Bab 164: Makam Dewa Jahat
Ketakutan lahir ketika kau memiliki sesuatu yang berharga. Jika kau tidak memiliki apa-apa, maka tidak ada yang perlu ditakutkan. Karena ada sesuatu yang tidak ingin kau hilangkan, kau menjadi takut kehilangannya. Dalam artian tersebut, mungkin ini adalah momen paling menakutkan dalam hidup Juhwan.
"Haa..." Juhwan menekan tangannya ke dadanya, yang terasa berat seolah-olah sebuah batu diletakkan di atasnya, dan bernapas pendek.
Ia tahu tidak ada apa-apa di hutan tempat Dewa Jahat konon disegel itu. Tidak akan ada bahaya fisik. Tetapi ia takut bahwa apa pun yang ia pelajari di dalam hutan itu mungkin akan mengubah sesuatu. Ia hanya ingin menutup matanya dan membuang muka. Ia ingin tetap menjadi tidak lebih dari Kim Juhwan, seorang manusia biasa. Suami Lizzie. Ayah Dorothy. Seorang rakyat jelata yang rendah. Seandainya saja ia bisa hidup seperti itu.
Juhwan menarik napas. Lizzie, yang tidak tahu apa-apa, tiba-tiba menatapnya dan tersenyum cerah. Di tangannya ada sepotong roti jahe yang terlihat agak kasar dan polos. "Makanan di sini lebih sederhana daripada yang kita makan di kastil Margrave. Tapi kurasa aku lebih suka ini. Apa karena aku rakyat jelata ya?"

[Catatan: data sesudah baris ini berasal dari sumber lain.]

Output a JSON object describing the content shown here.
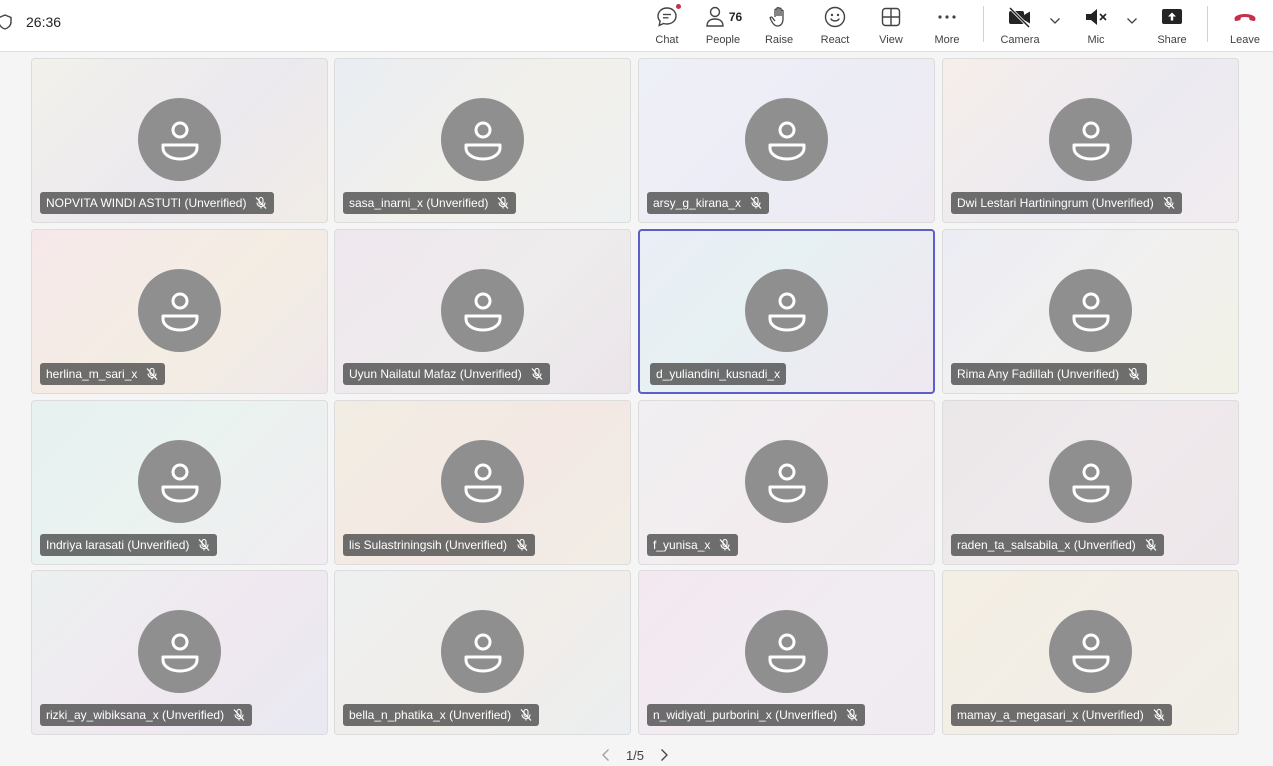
{
  "meeting": {
    "timer": "26:36"
  },
  "toolbar": {
    "chat": "Chat",
    "people": "People",
    "people_count": "76",
    "raise": "Raise",
    "react": "React",
    "view": "View",
    "more": "More",
    "camera": "Camera",
    "mic": "Mic",
    "share": "Share",
    "leave": "Leave",
    "leave_color": "#c4314b",
    "accent_color": "#5b5fc7"
  },
  "participants": [
    {
      "name": "NOPVITA WINDI ASTUTI (Unverified)",
      "muted": true
    },
    {
      "name": "sasa_inarni_x (Unverified)",
      "muted": true
    },
    {
      "name": "arsy_g_kirana_x",
      "muted": true
    },
    {
      "name": "Dwi Lestari Hartiningrum (Unverified)",
      "muted": true
    },
    {
      "name": "herlina_m_sari_x",
      "muted": true
    },
    {
      "name": "Uyun Nailatul Mafaz (Unverified)",
      "muted": true
    },
    {
      "name": "d_yuliandini_kusnadi_x",
      "muted": false,
      "active_speaker": true
    },
    {
      "name": "Rima Any Fadillah (Unverified)",
      "muted": true
    },
    {
      "name": "Indriya larasati (Unverified)",
      "muted": true
    },
    {
      "name": "lis Sulastriningsih (Unverified)",
      "muted": true
    },
    {
      "name": "f_yunisa_x",
      "muted": true
    },
    {
      "name": "raden_ta_salsabila_x (Unverified)",
      "muted": true
    },
    {
      "name": "rizki_ay_wibiksana_x (Unverified)",
      "muted": true
    },
    {
      "name": "bella_n_phatika_x (Unverified)",
      "muted": true
    },
    {
      "name": "n_widiyati_purborini_x (Unverified)",
      "muted": true
    },
    {
      "name": "mamay_a_megasari_x (Unverified)",
      "muted": true
    }
  ],
  "pagination": {
    "label": "1/5"
  }
}
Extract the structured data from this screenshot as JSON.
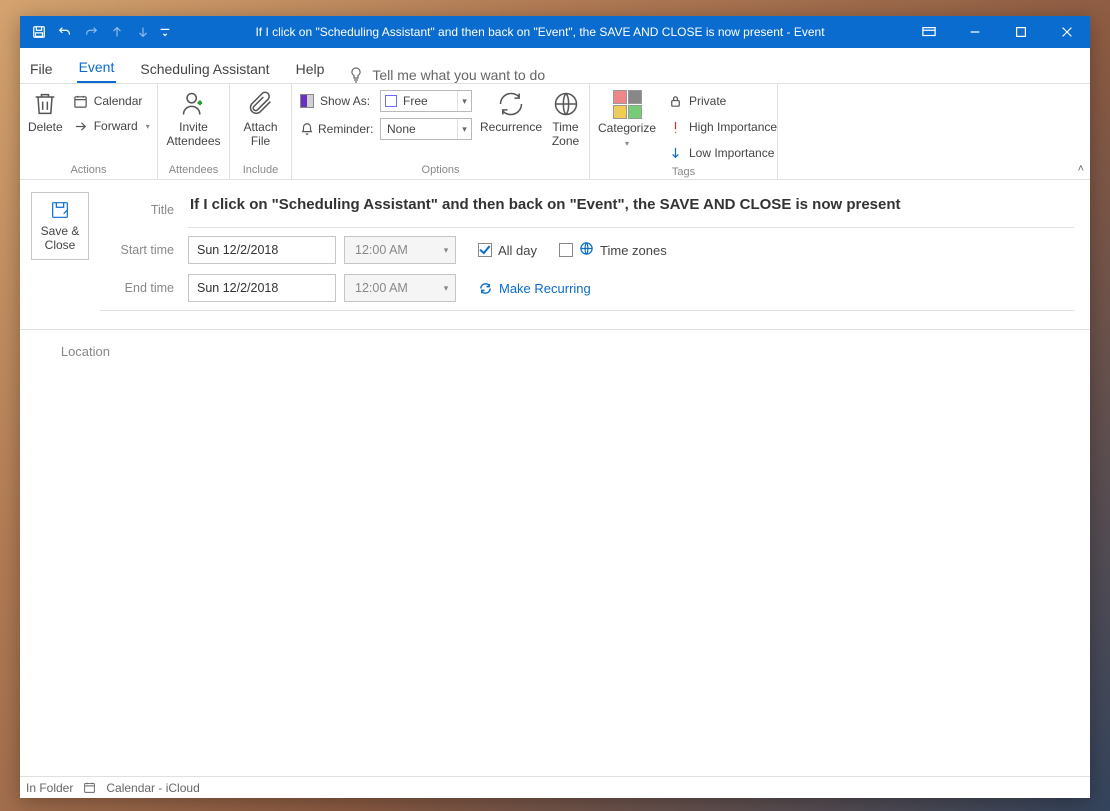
{
  "title": "If I click on \"Scheduling Assistant\" and then back on \"Event\", the SAVE AND CLOSE is now present  -  Event",
  "tabs": {
    "file": "File",
    "event": "Event",
    "scheduling": "Scheduling Assistant",
    "help": "Help",
    "tellme": "Tell me what you want to do"
  },
  "ribbon": {
    "actions": {
      "label": "Actions",
      "delete": "Delete",
      "calendar": "Calendar",
      "forward": "Forward"
    },
    "attendees": {
      "label": "Attendees",
      "invite": "Invite Attendees"
    },
    "include": {
      "label": "Include",
      "attach": "Attach File"
    },
    "options": {
      "label": "Options",
      "showas_label": "Show As:",
      "showas_value": "Free",
      "reminder_label": "Reminder:",
      "reminder_value": "None",
      "recurrence": "Recurrence",
      "timezone": "Time Zone"
    },
    "tags": {
      "label": "Tags",
      "categorize": "Categorize",
      "private": "Private",
      "high": "High Importance",
      "low": "Low Importance"
    }
  },
  "form": {
    "saveclose": "Save & Close",
    "title_label": "Title",
    "title_value": "If I click on \"Scheduling Assistant\" and then back on \"Event\", the SAVE AND CLOSE is now present",
    "start_label": "Start time",
    "start_date": "Sun 12/2/2018",
    "start_time": "12:00 AM",
    "end_label": "End time",
    "end_date": "Sun 12/2/2018",
    "end_time": "12:00 AM",
    "allday": "All day",
    "timezones": "Time zones",
    "recurring": "Make Recurring",
    "location_label": "Location"
  },
  "status": {
    "infolder": "In Folder",
    "calendar": "Calendar - iCloud"
  }
}
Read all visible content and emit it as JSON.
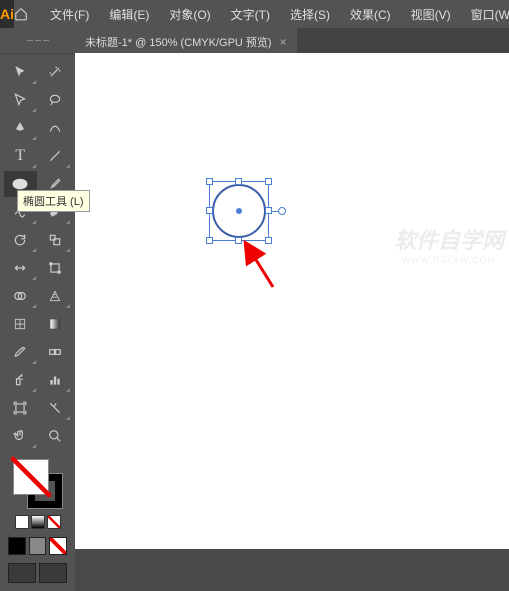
{
  "app": {
    "logo": "Ai"
  },
  "menu": {
    "items": [
      "文件(F)",
      "编辑(E)",
      "对象(O)",
      "文字(T)",
      "选择(S)",
      "效果(C)",
      "视图(V)",
      "窗口(W"
    ]
  },
  "tab": {
    "title": "未标题-1* @ 150% (CMYK/GPU 预览)",
    "close": "×"
  },
  "tooltip": {
    "text": "椭圆工具 (L)"
  },
  "watermark": {
    "main": "软件自学网",
    "sub": "WWW.RJZXW.COM"
  }
}
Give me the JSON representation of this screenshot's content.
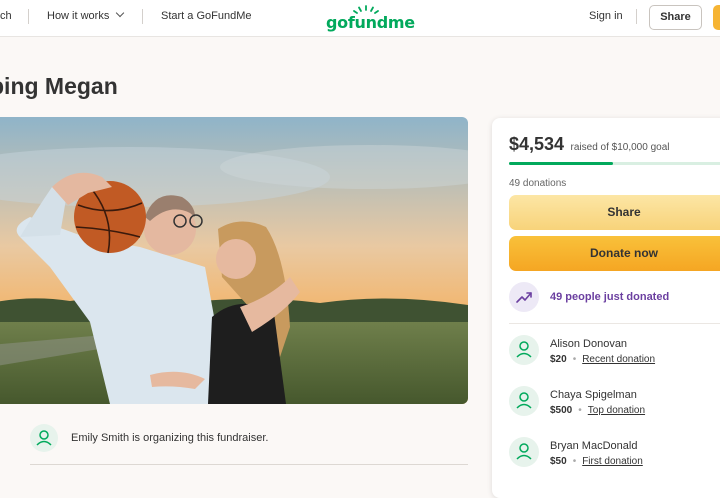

Saat Lizzie memiringkan kepalanya, Dorothy, yang mulutnya penuh dengan daging, bergumam sambil mengunyah. "Dorothy lebih suka roti manis dari kastil yang itu, Ibu. Tapi daging ini juga enak. Lembut." Dengan tangan berlumuran saus lengket, Dorothy menyodorkan sepotong daging kepada Juhwan. "Ayah, Ayah, cobain deh. Enak banget lho."
Juhwan menjulurkan lehernya dan menerima daging itu ke dalam mulutnya, bahkan sampai menggigit pelan jari-jari Dorothy. Dorothy meledak dalam tawa. "Ayah lapar ya? Dorothy kasih lagi ya?" "Boleh. Ayah minta satu suap lagi ya?"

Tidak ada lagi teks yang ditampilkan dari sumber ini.